シナリオT.〔A〕で買いシグナルが発生した場合:
もし〔B〕が50以上であれば買い建て、50以下なら見送り
シナリオU.〔A〕で売りシグナルが発生した場合:
もし〔B〕が50以下であれば売り建て、50以上なら見送り
シナリオV.シナリオT(〔B〕が50以下)で買い建てを見送ったが、その後の上昇過程で、〔B〕が60の値を上回った場合、買い建て
シナリオW.シナリオU(〔B〕が50以上)で売り建てを見送ったが、その後の下落過程で、〔B〕が40の値を下回った場合、売り建て
※上記のルール(シナリオ)を守り、RVIで確認しながらポジションをとると1つのインディケーターに頼るよりもより高い勝率をコンシスタントに維持できると考えられます。
〜 Rate of Change?

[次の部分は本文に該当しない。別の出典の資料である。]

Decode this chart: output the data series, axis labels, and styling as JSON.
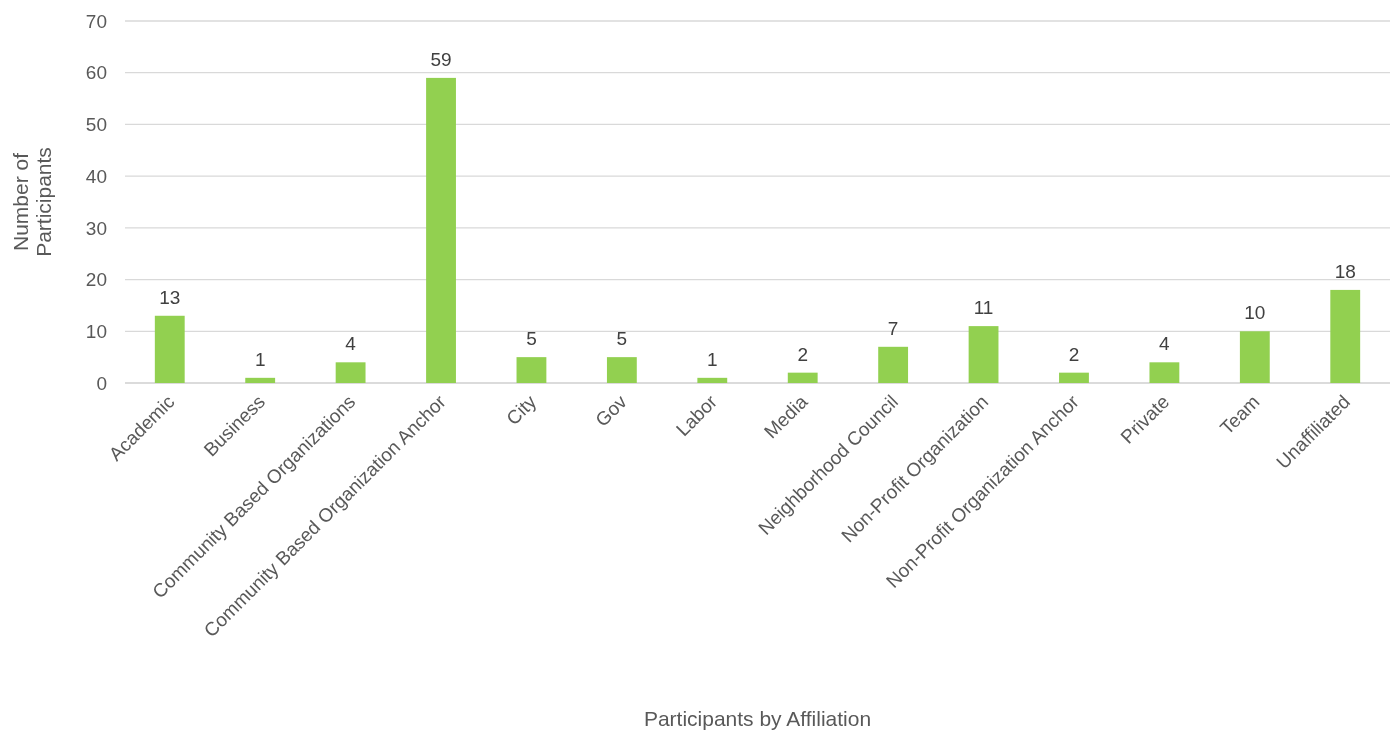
{
  "chart_data": {
    "type": "bar",
    "xlabel": "Participants by Affiliation",
    "ylabel": "Number of Participants",
    "categories": [
      "Academic",
      "Business",
      "Community Based Organizations",
      "Community Based Organization Anchor",
      "City",
      "Gov",
      "Labor",
      "Media",
      "Neighborhood Council",
      "Non-Profit Organization",
      "Non-Profit Organization Anchor",
      "Private",
      "Team",
      "Unaffiliated"
    ],
    "values": [
      13,
      1,
      4,
      59,
      5,
      5,
      1,
      2,
      7,
      11,
      2,
      4,
      10,
      18
    ],
    "color": "#92d050",
    "ylim": [
      0,
      70
    ],
    "yticks": [
      0,
      10,
      20,
      30,
      40,
      50,
      60,
      70
    ],
    "grid": "y",
    "data_labels": true
  }
}
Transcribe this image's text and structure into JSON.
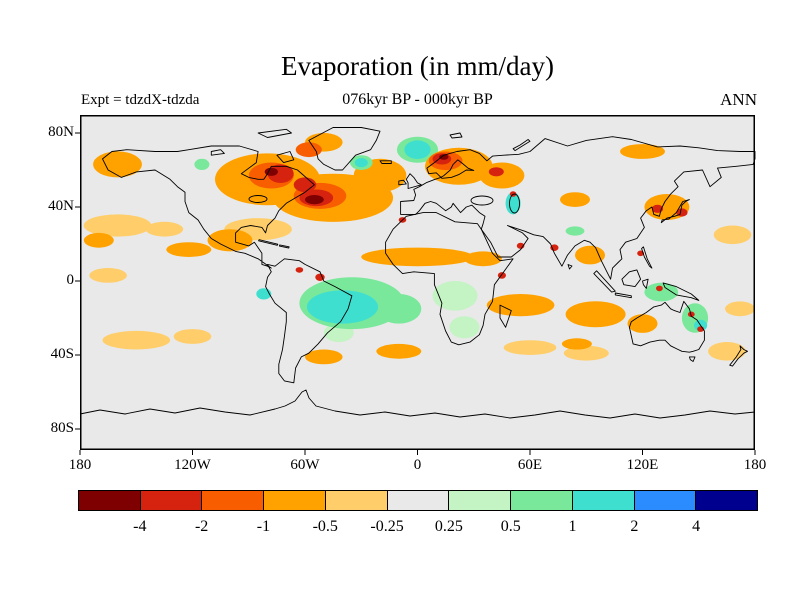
{
  "chart_data": {
    "type": "heatmap",
    "map_type": "global filled-contour anomaly map (equirectangular)",
    "title": "Evaporation (in mm/day)",
    "subtitle": "076kyr BP - 000kyr BP",
    "annotations": {
      "left": "Expt = tdzdX-tdzda",
      "right": "ANN"
    },
    "units": "mm/day",
    "background_color": "#e9e9e9",
    "x_axis": {
      "tick_values": [
        -180,
        -120,
        -60,
        0,
        60,
        120,
        180
      ],
      "tick_labels": [
        "180",
        "120W",
        "60W",
        "0",
        "60E",
        "120E",
        "180"
      ],
      "range": [
        -180,
        180
      ]
    },
    "y_axis": {
      "tick_values": [
        80,
        40,
        0,
        -40,
        -80
      ],
      "tick_labels": [
        "80N",
        "40N",
        "0",
        "40S",
        "80S"
      ],
      "range": [
        -90,
        90
      ]
    },
    "colorbar": {
      "levels": [
        -4,
        -2,
        -1,
        -0.5,
        -0.25,
        0.25,
        0.5,
        1,
        2,
        4
      ],
      "labels": [
        "-4",
        "-2",
        "-1",
        "-0.5",
        "-0.25",
        "0.25",
        "0.5",
        "1",
        "2",
        "4"
      ],
      "colors": [
        "#7e0000",
        "#d62310",
        "#f85e00",
        "#ffa200",
        "#ffce6b",
        "#e9e9e9",
        "#c4f3c4",
        "#79e89b",
        "#3fdfd0",
        "#2b8cff",
        "#00008f"
      ]
    },
    "anomaly_regions_format": [
      "lon_deg",
      "lat_deg",
      "radius_lon_deg",
      "radius_lat_deg",
      "color_level_index"
    ],
    "anomaly_regions": [
      [
        -80,
        55,
        28,
        14,
        3
      ],
      [
        -45,
        45,
        32,
        13,
        3
      ],
      [
        -20,
        57,
        14,
        9,
        3
      ],
      [
        -85,
        28,
        18,
        6,
        4
      ],
      [
        -165,
        3,
        10,
        4,
        4
      ],
      [
        -78,
        57,
        12,
        7,
        2
      ],
      [
        -52,
        46,
        14,
        7,
        2
      ],
      [
        -73,
        58,
        7,
        5,
        1
      ],
      [
        -78,
        59,
        3.5,
        2.2,
        0
      ],
      [
        -54,
        45,
        9,
        4.5,
        1
      ],
      [
        -60,
        52,
        6,
        4,
        1
      ],
      [
        -55,
        44,
        5,
        2.5,
        0
      ],
      [
        -58,
        71,
        7,
        4,
        2
      ],
      [
        -160,
        63,
        13,
        7,
        3
      ],
      [
        -50,
        75,
        10,
        5,
        3
      ],
      [
        -115,
        63,
        4,
        3,
        7
      ],
      [
        -122,
        17,
        12,
        4,
        3
      ],
      [
        -100,
        22,
        12,
        6,
        3
      ],
      [
        -52,
        2,
        2.5,
        2,
        1
      ],
      [
        -63,
        6,
        2,
        1.5,
        1
      ],
      [
        0,
        71,
        11,
        7,
        7
      ],
      [
        0,
        71,
        7,
        5,
        8
      ],
      [
        -30,
        64,
        6,
        4,
        7
      ],
      [
        -30,
        64,
        3.5,
        2.5,
        8
      ],
      [
        22,
        62,
        18,
        10,
        3
      ],
      [
        15,
        65,
        9,
        5,
        2
      ],
      [
        13,
        66,
        5,
        3,
        1
      ],
      [
        14,
        67,
        2.5,
        1.5,
        0
      ],
      [
        45,
        57,
        12,
        7,
        3
      ],
      [
        42,
        59,
        4,
        2.5,
        1
      ],
      [
        120,
        70,
        12,
        4,
        3
      ],
      [
        84,
        44,
        8,
        4,
        3
      ],
      [
        51,
        42,
        4,
        6,
        8
      ],
      [
        51,
        47,
        1.7,
        1.5,
        1
      ],
      [
        0,
        13,
        30,
        5,
        3
      ],
      [
        35,
        12,
        10,
        4,
        3
      ],
      [
        -8,
        33,
        2,
        1.5,
        1
      ],
      [
        45,
        3,
        2.2,
        1.8,
        1
      ],
      [
        20,
        -8,
        12,
        8,
        6
      ],
      [
        25,
        -25,
        8,
        6,
        6
      ],
      [
        -10,
        -15,
        12,
        8,
        7
      ],
      [
        -35,
        -12,
        28,
        14,
        7
      ],
      [
        -40,
        -14,
        19,
        9,
        8
      ],
      [
        -82,
        -7,
        4,
        3,
        8
      ],
      [
        -42,
        -28,
        8,
        5,
        6
      ],
      [
        -10,
        -38,
        12,
        4,
        3
      ],
      [
        55,
        -13,
        18,
        6,
        3
      ],
      [
        95,
        -18,
        16,
        7,
        3
      ],
      [
        92,
        14,
        8,
        5,
        3
      ],
      [
        73,
        18,
        2.2,
        1.8,
        1
      ],
      [
        55,
        19,
        2,
        1.7,
        1
      ],
      [
        84,
        27,
        5,
        2.5,
        7
      ],
      [
        60,
        -36,
        14,
        4,
        4
      ],
      [
        90,
        -39,
        12,
        4,
        4
      ],
      [
        85,
        -34,
        8,
        3,
        3
      ],
      [
        133,
        40,
        12,
        7,
        3
      ],
      [
        128,
        39,
        3,
        2.2,
        1
      ],
      [
        141,
        37,
        3,
        2.2,
        1
      ],
      [
        168,
        25,
        10,
        5,
        4
      ],
      [
        -160,
        30,
        18,
        6,
        4
      ],
      [
        -170,
        22,
        8,
        4,
        3
      ],
      [
        -135,
        28,
        10,
        4,
        4
      ],
      [
        130,
        -6,
        9,
        5,
        7
      ],
      [
        148,
        -20,
        7,
        8,
        7
      ],
      [
        151,
        -24,
        3.5,
        3,
        8
      ],
      [
        120,
        -23,
        8,
        5,
        3
      ],
      [
        146,
        -18,
        1.8,
        1.5,
        1
      ],
      [
        151,
        -26,
        1.8,
        1.5,
        1
      ],
      [
        129,
        -4,
        1.8,
        1.5,
        1
      ],
      [
        119,
        15,
        1.8,
        1.5,
        1
      ],
      [
        165,
        -38,
        10,
        5,
        4
      ],
      [
        172,
        -15,
        8,
        4,
        4
      ],
      [
        -150,
        -32,
        18,
        5,
        4
      ],
      [
        -120,
        -30,
        10,
        4,
        4
      ],
      [
        -50,
        -41,
        10,
        4,
        3
      ]
    ]
  }
}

ROC (レート・オブ・チェンジ) 〜
ROC (レート・オブ・チェンジ)は指定した期間の中で価格がどれだけ変化があったかその価格差に着目して考案された指標で、相場の勢いを図る目的で考案されたインディケーターの1つです。同種のインディケーターの中にモメンタムというインディケーターがありますが、考え方は両者ともに同じですがROCはパーセンテージで価格比を表すのに対し、モメンタムはレシオ(価格比)で表現する点が若干異なります。
〔ROC (レート・オブ・チェンジ):公式〕
ROC = (本日の終値 − 指定した期間(n)日前の終値) × 100
指定した期間(n)日前の終値
〔ROCのインディケーターとしての捉え方〕
どのような相場でも価格は常に変動し、その動きは波のように浮き沈みを繰り返す傾向があります。この浮き沈み(サイクル)はその相場のなかでの買い方、売り方の思惑により生み出されています。上記の公式のように価格が上昇すればROCも上昇し、価格が下落すればROCも下落するといった非常にシンプルなインディケーターの1つです。
通常12日、25日といった日柄を用いてROCを算出いたしますが、ザラ場中の超短期売買のためにある一定の時間の前と比較し算出することもできますし、200日前またはそれ以上で算出することもできます。だだし、指標としての有効性の観点からザラ場中等の短時間での比較に用いる場合はある程度の値動のある商品(商品先物、株、為替)である必要があります。
例えば12日を期間として用いた場合、短期(〜中期)的な買われすぎ、売られすぎの判断をするのに最適ではないかと考えられます。一般的に買われすぎと判断する場合、ROCが高水準にあること(高ければ高いほど買われすぎと見る)、同じように売りの場合はROCが低水準にあること(低ければ低いほど売られすぎと見る)が挙げられます。ここで注意しなければならないのはいままで取り上げてきたどの(買われすぎ、売られすぎを判断する)指標でもそうですが、その指標の水準が高ければ、高いほど調整から下落、水準が低ければ低いほど反発、ショートカバー等のラリーが期待できますが相場が強い方向性(トレンド)もっている場合、買われすぎ、売られすぎの水準に長い期間、その指標がとどまることが考えられます。このような場合、逆にトレンドの継続を示唆していると捉えなければならず。実際のエントリーは指標だけの値で判断するのではなくその相場の値動きも確認してから実行に移すとだましも少なく勝率を上げることができると思われます。